Respondeu-lhes Jesus, dizendo: Quem é minha mãe e meus irmãos! E olhando em redor para os que estavam sentados à roda de si, disse: Eis aqui minha mãe e meus irmãos! Pois aquele que fizer a vontade de Deus, esse é meu irmão, irmã e mãe.
(Marcos 3:31-35)
Por que os pais (mesmo os mais espiritualizados) consideram seus filhos como sendo suas propriedades? Será que estão tão iludidos com a matéria que vêem no filho um apêndice? Será que a morte não ensina que não podemos controlar sequer os fios de nossa cabeça?
Quem não abandona seu pai e sua mãe, como eu, não pode ser meu discípulo. E quem não amar a seu Pai e sua Mãe, como eu, esse não pode ser meu discípulo; porque minha mãe me gerou, mas minha Mãe verdadeira me deu a vida.
(Evangelho de Tomé 101)
Huberto Rohden explica: “Quem nunca teve experiência mística da alma, e só conhece o seu corpo, dificilmente compreenderá essa insistência de Jesus no supremo amor das almas, que nasceram de Deus e são filhas da Divindade.”

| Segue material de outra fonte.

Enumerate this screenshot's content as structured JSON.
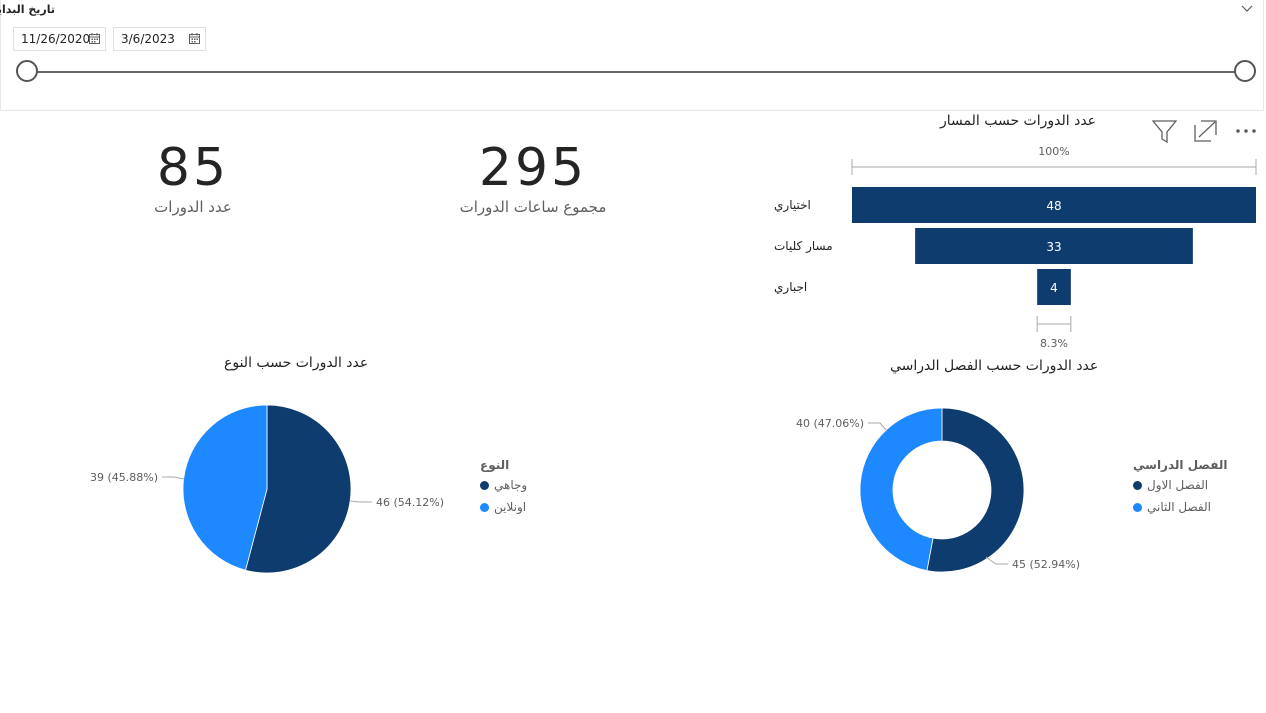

Os pais temem que os filhos passem por dores, decepções, frustrações. Mas NADA vai prepará-los para a vida, a não ser a própria vivência. Pais frustrados passam seu legado maldito de medos, recalques e frustrações para os filhos, que introjectam esta carga venenosa e repassam, mesmo sem querer, para seus próprios filhos. Precisamos impedir esse vírus de se incubar dentro de nós e matá-lo logo no início. Os pais acham que não precisam de psicólogos, que basta ter um filho pra se tornar guardião da verdade. Não é assim. Os filhos também têm sua parcela de culpa por achar que os pais são a autoridade constituída (como um governo ditatorial) e que por isso mesmo deve ser combatida e superada.

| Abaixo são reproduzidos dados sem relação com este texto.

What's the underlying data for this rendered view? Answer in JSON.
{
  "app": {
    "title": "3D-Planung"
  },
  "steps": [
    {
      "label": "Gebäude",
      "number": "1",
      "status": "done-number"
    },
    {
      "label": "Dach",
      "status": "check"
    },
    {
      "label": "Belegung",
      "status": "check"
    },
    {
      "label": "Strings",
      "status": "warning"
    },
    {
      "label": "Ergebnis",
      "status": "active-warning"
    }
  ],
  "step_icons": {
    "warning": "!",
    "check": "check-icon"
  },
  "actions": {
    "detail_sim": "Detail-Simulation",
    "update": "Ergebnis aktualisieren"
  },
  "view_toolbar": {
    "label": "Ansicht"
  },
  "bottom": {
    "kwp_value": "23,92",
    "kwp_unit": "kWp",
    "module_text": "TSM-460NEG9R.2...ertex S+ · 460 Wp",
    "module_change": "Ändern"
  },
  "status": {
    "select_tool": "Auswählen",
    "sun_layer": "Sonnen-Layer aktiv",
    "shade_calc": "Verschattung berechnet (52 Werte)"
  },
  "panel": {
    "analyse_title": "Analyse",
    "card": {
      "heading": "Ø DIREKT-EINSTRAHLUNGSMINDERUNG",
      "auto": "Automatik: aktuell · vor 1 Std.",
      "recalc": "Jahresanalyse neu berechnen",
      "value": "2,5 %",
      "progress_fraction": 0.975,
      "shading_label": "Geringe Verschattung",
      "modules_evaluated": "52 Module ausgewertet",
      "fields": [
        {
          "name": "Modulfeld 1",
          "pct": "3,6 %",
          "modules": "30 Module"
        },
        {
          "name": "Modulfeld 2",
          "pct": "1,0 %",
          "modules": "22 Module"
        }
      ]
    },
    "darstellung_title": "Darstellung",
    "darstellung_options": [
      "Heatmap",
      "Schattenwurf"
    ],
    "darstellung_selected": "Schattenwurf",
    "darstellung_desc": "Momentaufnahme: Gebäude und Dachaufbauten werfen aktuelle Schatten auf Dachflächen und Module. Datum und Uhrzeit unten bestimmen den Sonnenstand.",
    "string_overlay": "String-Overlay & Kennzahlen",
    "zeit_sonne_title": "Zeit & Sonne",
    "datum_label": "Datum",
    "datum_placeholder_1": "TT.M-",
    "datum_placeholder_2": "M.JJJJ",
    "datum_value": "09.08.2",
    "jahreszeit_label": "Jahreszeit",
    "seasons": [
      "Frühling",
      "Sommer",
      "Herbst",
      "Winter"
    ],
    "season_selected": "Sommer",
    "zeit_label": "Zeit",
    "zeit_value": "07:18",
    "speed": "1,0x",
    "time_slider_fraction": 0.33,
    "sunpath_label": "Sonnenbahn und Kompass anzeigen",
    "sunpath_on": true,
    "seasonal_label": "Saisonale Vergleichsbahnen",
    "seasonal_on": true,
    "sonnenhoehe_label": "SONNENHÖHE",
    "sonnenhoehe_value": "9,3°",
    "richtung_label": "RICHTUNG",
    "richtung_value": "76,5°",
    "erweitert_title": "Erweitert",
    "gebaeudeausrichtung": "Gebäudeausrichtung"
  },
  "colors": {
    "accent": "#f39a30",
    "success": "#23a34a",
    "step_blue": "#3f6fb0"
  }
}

Você culpa seus pais por tudo. E isso é absurdo. São crianças como você. O que você vai ser, quando você crescer
(Renato Russo; Pais e Filhos)
São seus pais, ora bolas. Seu espírito os escolheu, por algum motivo (seja qual for, era para o seu aprendizado, não para a revolta). Às vezes nascemos numa família cujos pais são alcoólatras para reforçar em nosso espírito a aversão pelo álcool. Mas nem sempre dá certo, e o sentimento de revolta (se não for trabalhado internamente) pode acabar jogando essa criança no alcoolismo. Outras vezes vemos nossos pais brigando e juramos pra nós mesmos que não seremos assim… e quando crescemos agimos exatamente como eles… onde ficou nosso aprendizado? Somos seres humanos em evolução? Cadê a evolução?
A revolta deve ser canalizada para a correção íntima, para o Dharma, o caminho correto. Quando a revolta não é trabalhada, gera apenas dor, sofrimento, mágoa, e quando menos se espera a pessoa está fazendo aquilo que ela outrora criticava…

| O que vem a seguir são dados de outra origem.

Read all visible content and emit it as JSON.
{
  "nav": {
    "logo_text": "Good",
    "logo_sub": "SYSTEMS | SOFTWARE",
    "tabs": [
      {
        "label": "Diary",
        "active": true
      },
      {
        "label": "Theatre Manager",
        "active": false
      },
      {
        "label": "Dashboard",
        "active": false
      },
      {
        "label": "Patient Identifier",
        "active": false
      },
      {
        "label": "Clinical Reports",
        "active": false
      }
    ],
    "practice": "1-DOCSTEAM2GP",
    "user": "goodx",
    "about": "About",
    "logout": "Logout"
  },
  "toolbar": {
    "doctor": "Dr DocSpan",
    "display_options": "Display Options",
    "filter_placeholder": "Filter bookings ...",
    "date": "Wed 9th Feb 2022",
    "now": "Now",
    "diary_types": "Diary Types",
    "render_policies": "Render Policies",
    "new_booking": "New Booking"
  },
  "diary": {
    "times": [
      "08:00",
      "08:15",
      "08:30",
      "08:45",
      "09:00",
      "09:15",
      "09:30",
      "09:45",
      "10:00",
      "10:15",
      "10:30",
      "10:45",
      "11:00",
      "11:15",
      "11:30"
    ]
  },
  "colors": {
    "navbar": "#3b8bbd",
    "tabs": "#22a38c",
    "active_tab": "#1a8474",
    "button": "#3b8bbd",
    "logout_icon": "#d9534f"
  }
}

Há uma parábola de Jesus no Evangelho de Tomé que ilustra o fato de que o espírito pode e deve ser trabalhado através das gerações:
Disse Jesus: O Reino se parece com um homem que possuía um campo no qual estava oculto um tesouro de que ele nada sabia. Ao morrer, deixou o campo a seu filho, que também não sabia de nada; tomou posse e vendeu o campo – mas o comprador descobriu o tesouro ao arar o campo.
(Evangelho de Tomé 109)
Huberto Rohden explica: “Tesouros espirituais não são transmitidos de pai para filho. O tesouro espiritual só pode ser descoberto quando se ara devidamente o campo, atingindo as profundezas ocultas do ser humano. A experiência espiritual é uma conquista da consciência, individual de cada um, e não um patrimônio racial. Cada indivíduo tem de “arar” o seu próprio campo humano para descobrir o tesouro oculto, que existia também nos antigos possuidores do campo, mas não foi descoberto e devidamente conscientizado por eles.”
Outras vezes nascemos numa família espiritual (ou seja, criada pela afinidade de muitas vidas juntos) e, quando constituídas de espíritos bons, os frutos dessa família poderão gozar de toda a infra-estrutura espiritual para a formação do seu caráter. Não é difícil que no seio dessa família surja uma “ovelha negra”, alguém que foi criado com todo o amor e cuidado, e se revela um mau-caráter desde cedo. É porque esse espírito imbecil tinha “créditos” (sabe-se lá como foram conquistados) para nascer nesta família, a fim de “endireitar-se”, e os pais, por serem bondosos, nem sempre assumem as rédeas da educação dos filhos como deveriam. Se o criador de uma árvore vê que ela está nascendo torta, é mais do que obrigação que ele amarre uma tala que impeça os movimentos para os lados, enquanto ela está em formação. Depois de enrijecido o tronco, não adianta se lamentar que a árvore nasceu torta…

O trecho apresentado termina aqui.